Pour surmonter ces difficultés, cette thèse avance une conception transversale,
normative et purement formelle du principe de mutabilité, qui signifie que
l’Administration doit pouvoir modifier l’ordonnancement juridique.
Pour en justifier le bien-fondé, elle montre que la mutabilité des actes
administratifs unilatéraux et contractuels découle de la théorie de la
souveraineté et en prolonge les exigences sur la structure du pouvoir de l’État
en droit administratif. Le principe de mutabilité, refondé par les théories du
service public, connaît actuellement un nouvel essor avec la réactivation du
modèle classique d’État et la nécessité pour lui de répondre rapidement et
efficacement aux défis économiques, sociaux et environnementaux.
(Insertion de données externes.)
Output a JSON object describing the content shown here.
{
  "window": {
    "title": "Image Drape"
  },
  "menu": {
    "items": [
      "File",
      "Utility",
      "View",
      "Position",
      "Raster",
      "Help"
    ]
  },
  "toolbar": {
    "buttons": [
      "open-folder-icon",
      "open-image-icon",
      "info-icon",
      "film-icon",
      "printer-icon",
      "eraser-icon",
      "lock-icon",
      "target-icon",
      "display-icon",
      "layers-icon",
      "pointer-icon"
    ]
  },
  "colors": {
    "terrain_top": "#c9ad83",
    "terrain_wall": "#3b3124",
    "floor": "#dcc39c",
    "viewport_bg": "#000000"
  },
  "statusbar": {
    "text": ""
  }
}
Pour mieux maîtriser cette extension, la thèse recommande d’améliorer le
contrôle des mesures ne correspondant pas aux objectifs d’intérêt général
préalablement définis. Elle suggère également de retravailler l’équilibre entre
la mutabilité et la sécurité juridique pour permettre aux autorités publiques de
réaliser les adaptations qui s’imposent, tout en protégeant au mieux les droits
des administrés et en sécurisant leurs investissements. Ainsi le principe de
mutabilité apparaît comme un principe d’avenir en droit administratif.